I think we mostly agree that this code ought to work. std::launder is typically only needed when a const complete object is replaced by another object of the same type (ignoring top-level cv-qualifiers)1; [basic.life]/8.3. The rationale here is that if the compiler can see the code that creates the const complete object, it's allowed to assume that a pointer to that object or a reference to that object is a pointer or reference to an unchanging value, which provides useful optimization opportunities. You have to use std::launder to disable this optimization. This suggests that if there was no value in the first place (because this is the first time you are starting the lifetime of an object in a particular region of storage), then std::launder should not be needed (even if the object is const).

I think the OP is right that there's a wording gap in the standard. It might, unfortunately, be one that is not easily fixable at the present time. The problem is that we don't have a formal characterization of the identity of an object that is not within its lifetime. Perhaps the allocate call creates an uninitialized object with a particular identity, o1, and construct starts the lifetime of o1. If that's the case, then there is no problem: any pointer to o1 continues to be a pointer to o1 unless the pointer has its value changed by assigning to it. But that leads to an obvious follow-up question. If o1 is destroyed and a new object o2 has its lifetime begun in the same storage, we know that o1 and o2 are not the same object, but what can we say about the storage after o1's lifetime ended and before o2's lifetime began?
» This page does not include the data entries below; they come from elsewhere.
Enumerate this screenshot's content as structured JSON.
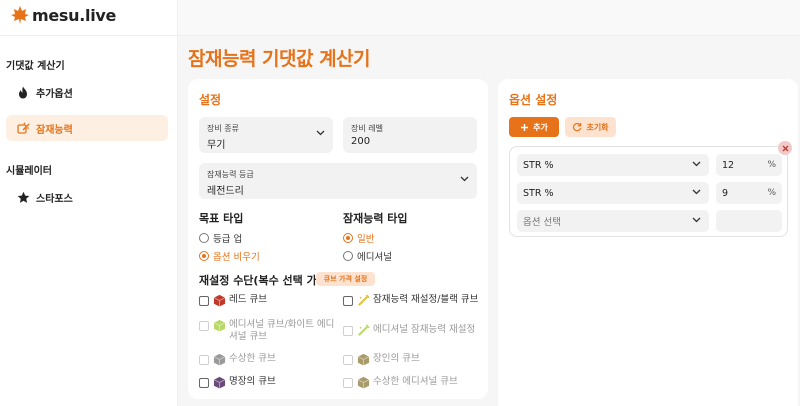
{
  "app": {
    "logo_text": "mesu.live"
  },
  "sidebar": {
    "section_calc": "기댓값 계산기",
    "item_additional": "추가옵션",
    "item_potential": "잠재능력",
    "section_sim": "시뮬레이터",
    "item_starforce": "스타포스"
  },
  "page": {
    "title": "잠재능력 기댓값 계산기"
  },
  "settings": {
    "title": "설정",
    "equip_type_label": "장비 종류",
    "equip_type_value": "무기",
    "equip_level_label": "장비 레벨",
    "equip_level_value": "200",
    "grade_label": "잠재능력 등급",
    "grade_value": "레전드리",
    "goal_title": "목표 타입",
    "goal_options": [
      "등급 업",
      "옵션 비우기"
    ],
    "goal_selected": "옵션 비우기",
    "potential_type_title": "잠재능력 타입",
    "potential_type_options": [
      "일반",
      "에디셔널"
    ],
    "potential_type_selected": "일반",
    "reset_title": "재설정 수단(복수 선택 가능)",
    "cube_price_label": "큐브 가격 설정",
    "cubes": [
      {
        "label": "레드 큐브",
        "enabled": true,
        "color": "#c0392b"
      },
      {
        "label": "잠재능력 재설정/블랙 큐브",
        "enabled": true,
        "color": "#e2c23a"
      },
      {
        "label": "에디셔널 큐브/화이트 에디셔널 큐브",
        "enabled": false,
        "color": "#b8d86a"
      },
      {
        "label": "에디셔널 잠재능력 재설정",
        "enabled": false,
        "color": "#b8d86a"
      },
      {
        "label": "수상한 큐브",
        "enabled": false,
        "color": "#9a9a9a"
      },
      {
        "label": "장인의 큐브",
        "enabled": false,
        "color": "#a99a6a"
      },
      {
        "label": "명장의 큐브",
        "enabled": true,
        "color": "#6b4a7a"
      },
      {
        "label": "수상한 에디셔널 큐브",
        "enabled": false,
        "color": "#a99a6a"
      }
    ]
  },
  "options": {
    "title": "옵션 설정",
    "add_label": "추가",
    "reset_label": "초기화",
    "rows": [
      {
        "stat": "STR %",
        "value": "12",
        "unit": "%"
      },
      {
        "stat": "STR %",
        "value": "9",
        "unit": "%"
      },
      {
        "stat": "옵션 선택",
        "value": "",
        "unit": ""
      }
    ]
  },
  "colors": {
    "accent": "#e6731a",
    "accent_light": "#fde3cf"
  }
}
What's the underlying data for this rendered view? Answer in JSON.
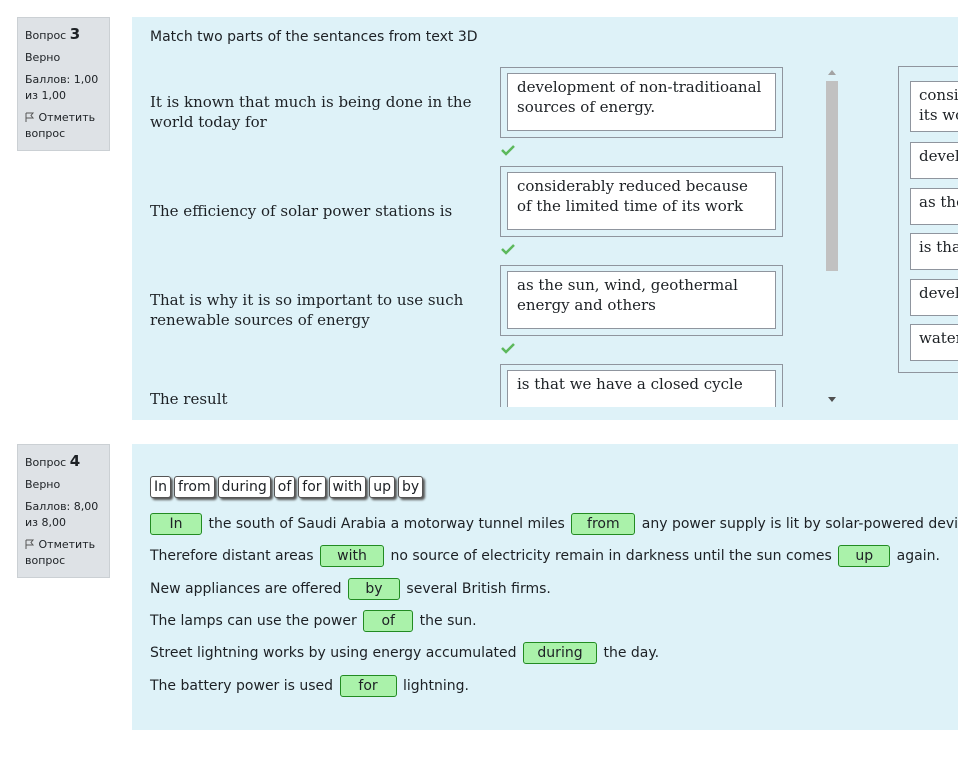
{
  "q3": {
    "info": {
      "label": "Вопрос",
      "number": "3",
      "state": "Верно",
      "grade": "Баллов: 1,00 из 1,00",
      "flag": "Отметить вопрос"
    },
    "qtext": "Match two parts of the sentances from text 3D",
    "rows": [
      {
        "stem": "It is known that much is being done in the world today for",
        "answer": "development of non-traditioanal sources of energy.",
        "correct": true
      },
      {
        "stem": "The efficiency of solar power stations is",
        "answer": "considerably reduced because of the limited time of its work",
        "correct": true
      },
      {
        "stem": "That is why it is so important to use such renewable sources of energy",
        "answer": "as the sun, wind, geothermal energy and others",
        "correct": true
      },
      {
        "stem": "The result",
        "answer": "is that we have a closed cycle"
      }
    ],
    "choices": [
      "consic its wo",
      "develo",
      "as the",
      "is that",
      "develo",
      "water"
    ]
  },
  "q4": {
    "info": {
      "label": "Вопрос",
      "number": "4",
      "state": "Верно",
      "grade": "Баллов: 8,00 из 8,00",
      "flag": "Отметить вопрос"
    },
    "chips": [
      "In",
      "from",
      "during",
      "of",
      "for",
      "with",
      "up",
      "by"
    ],
    "sentences": {
      "s1": {
        "gap1": "In",
        "t1": "the south of Saudi Arabia a motorway tunnel miles",
        "gap2": "from",
        "t2": "any power supply is lit by solar-powered devices."
      },
      "s2": {
        "t0": "Therefore distant areas",
        "gap1": "with",
        "t1": "no source of electricity remain in darkness until the sun comes",
        "gap2": "up",
        "t2": "again."
      },
      "s3": {
        "t0": "New appliances are offered",
        "gap1": "by",
        "t1": "several British firms."
      },
      "s4": {
        "t0": "The lamps can use the power",
        "gap1": "of",
        "t1": "the sun."
      },
      "s5": {
        "t0": "Street lightning works by using energy accumulated",
        "gap1": "during",
        "t1": "the day."
      },
      "s6": {
        "t0": "The battery power is used",
        "gap1": "for",
        "t1": "lightning."
      }
    }
  },
  "colors": {
    "content_bg": "#def2f8",
    "info_bg": "#dee2e6",
    "gap_bg": "#aaf2aa",
    "check": "#5cb85c"
  }
}
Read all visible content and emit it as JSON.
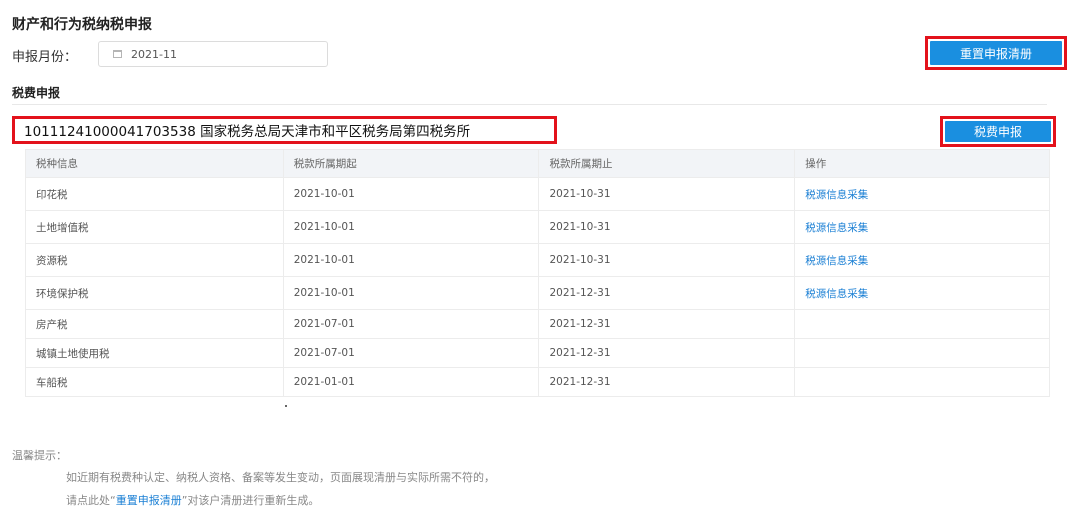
{
  "page": {
    "title": "财产和行为税纳税申报"
  },
  "month": {
    "label": "申报月份：",
    "value": "2021-11"
  },
  "reset_button": "重置申报清册",
  "section_title": "税费申报",
  "taxpayer": {
    "text": "10111241000041703538 国家税务总局天津市和平区税务局第四税务所"
  },
  "declare_button": "税费申报",
  "table": {
    "headers": [
      "税种信息",
      "税款所属期起",
      "税款所属期止",
      "操作"
    ],
    "rows": [
      {
        "tax": "印花税",
        "start": "2021-10-01",
        "end": "2021-10-31",
        "action": "税源信息采集"
      },
      {
        "tax": "土地增值税",
        "start": "2021-10-01",
        "end": "2021-10-31",
        "action": "税源信息采集"
      },
      {
        "tax": "资源税",
        "start": "2021-10-01",
        "end": "2021-10-31",
        "action": "税源信息采集"
      },
      {
        "tax": "环境保护税",
        "start": "2021-10-01",
        "end": "2021-12-31",
        "action": "税源信息采集"
      },
      {
        "tax": "房产税",
        "start": "2021-07-01",
        "end": "2021-12-31",
        "action": ""
      },
      {
        "tax": "城镇土地使用税",
        "start": "2021-07-01",
        "end": "2021-12-31",
        "action": ""
      },
      {
        "tax": "车船税",
        "start": "2021-01-01",
        "end": "2021-12-31",
        "action": ""
      }
    ]
  },
  "tips": {
    "title": "温馨提示：",
    "line1": "如近期有税费种认定、纳税人资格、备案等发生变动，页面展现清册与实际所需不符的，",
    "line2_prefix": "请点此处“",
    "line2_link": "重置申报清册",
    "line2_suffix": "”对该户清册进行重新生成。"
  },
  "colors": {
    "primary": "#1a8fe0",
    "highlight_border": "#e3121b",
    "link": "#1a7fd4"
  }
}
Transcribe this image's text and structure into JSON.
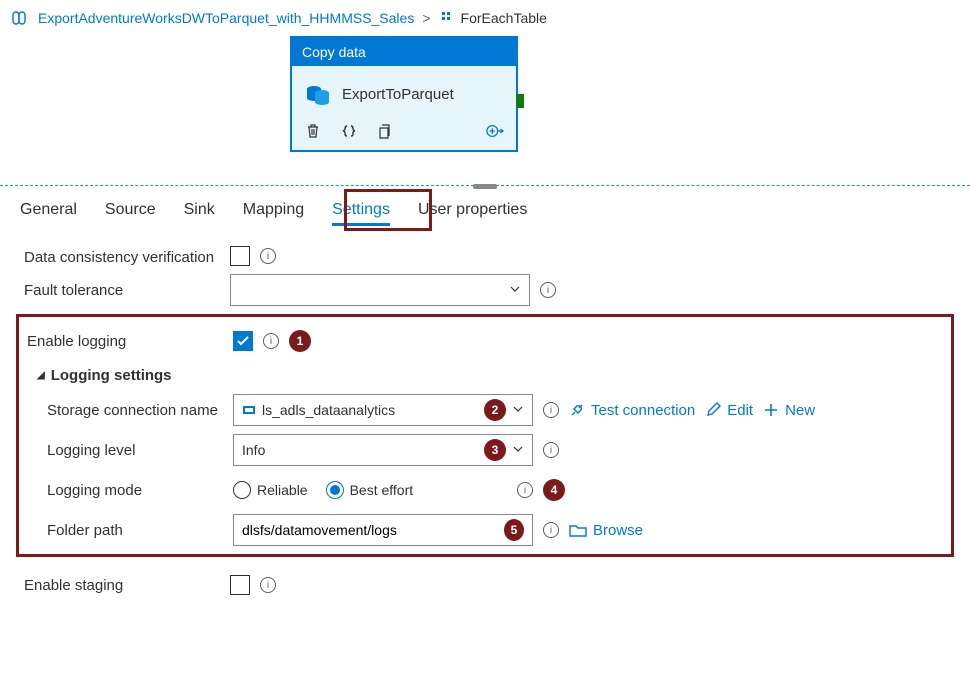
{
  "breadcrumb": {
    "pipeline": "ExportAdventureWorksDWToParquet_with_HHMMSS_Sales",
    "current": "ForEachTable",
    "sep": ">"
  },
  "activity": {
    "type_label": "Copy data",
    "name": "ExportToParquet"
  },
  "tabs": {
    "general": "General",
    "source": "Source",
    "sink": "Sink",
    "mapping": "Mapping",
    "settings": "Settings",
    "user_props": "User properties"
  },
  "form": {
    "data_consistency_label": "Data consistency verification",
    "fault_tolerance_label": "Fault tolerance",
    "fault_tolerance_value": "",
    "enable_logging_label": "Enable logging",
    "enable_logging_checked": true,
    "logging_settings_label": "Logging settings",
    "storage_conn_label": "Storage connection name",
    "storage_conn_value": "ls_adls_dataanalytics",
    "test_connection": "Test connection",
    "edit": "Edit",
    "new": "New",
    "logging_level_label": "Logging level",
    "logging_level_value": "Info",
    "logging_mode_label": "Logging mode",
    "logging_mode_reliable": "Reliable",
    "logging_mode_best_effort": "Best effort",
    "folder_path_label": "Folder path",
    "folder_path_value": "dlsfs/datamovement/logs",
    "browse": "Browse",
    "enable_staging_label": "Enable staging"
  },
  "annotations": {
    "n1": "1",
    "n2": "2",
    "n3": "3",
    "n4": "4",
    "n5": "5"
  }
}
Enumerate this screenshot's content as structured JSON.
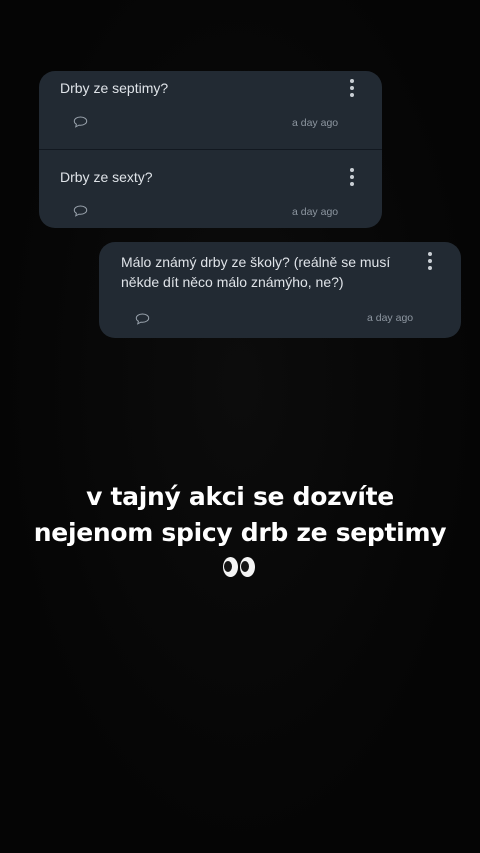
{
  "cards": [
    {
      "question": "Drby ze septimy?",
      "time": "a day ago"
    },
    {
      "question": "Drby ze sexty?",
      "time": "a day ago"
    },
    {
      "question_line1": "Málo známý drby ze školy? (reálně se musí",
      "question_line2": "někde dít něco málo známýho, ne?)",
      "time": "a day ago"
    }
  ],
  "caption": {
    "line1": "v tajný akci se dozvíte",
    "line2": "nejenom spicy drb ze septimy",
    "emoji": "eyes-emoji"
  },
  "icons": {
    "comment": "comment-icon",
    "menu": "more-vertical-icon"
  },
  "colors": {
    "background": "#050505",
    "card": "#222a33",
    "card_text": "#dfe3e8",
    "meta_text": "#8d96a0",
    "caption_text": "#ffffff"
  }
}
We have a partial characterization of what can be done using a pointer or reference to that storage; [basic.life]/6–7. We do not have any explanation of when exactly the storage transitions from being occupied by "o1, whose lifetime has ended" to "o2, whose lifetime has not yet begun". Someone needs to do the work of figuring out an answer and working through all the implications of it. (And I suspect that there is no answer that has all the desired implications.)

Still, given that the object in OP's example is not even const, there is practically no chance that the eventual resolution to this ambiguity would make OP's code have undefined behaviour.

1 Note that such a const object must have dynamic storage duration; [basic.life]/10.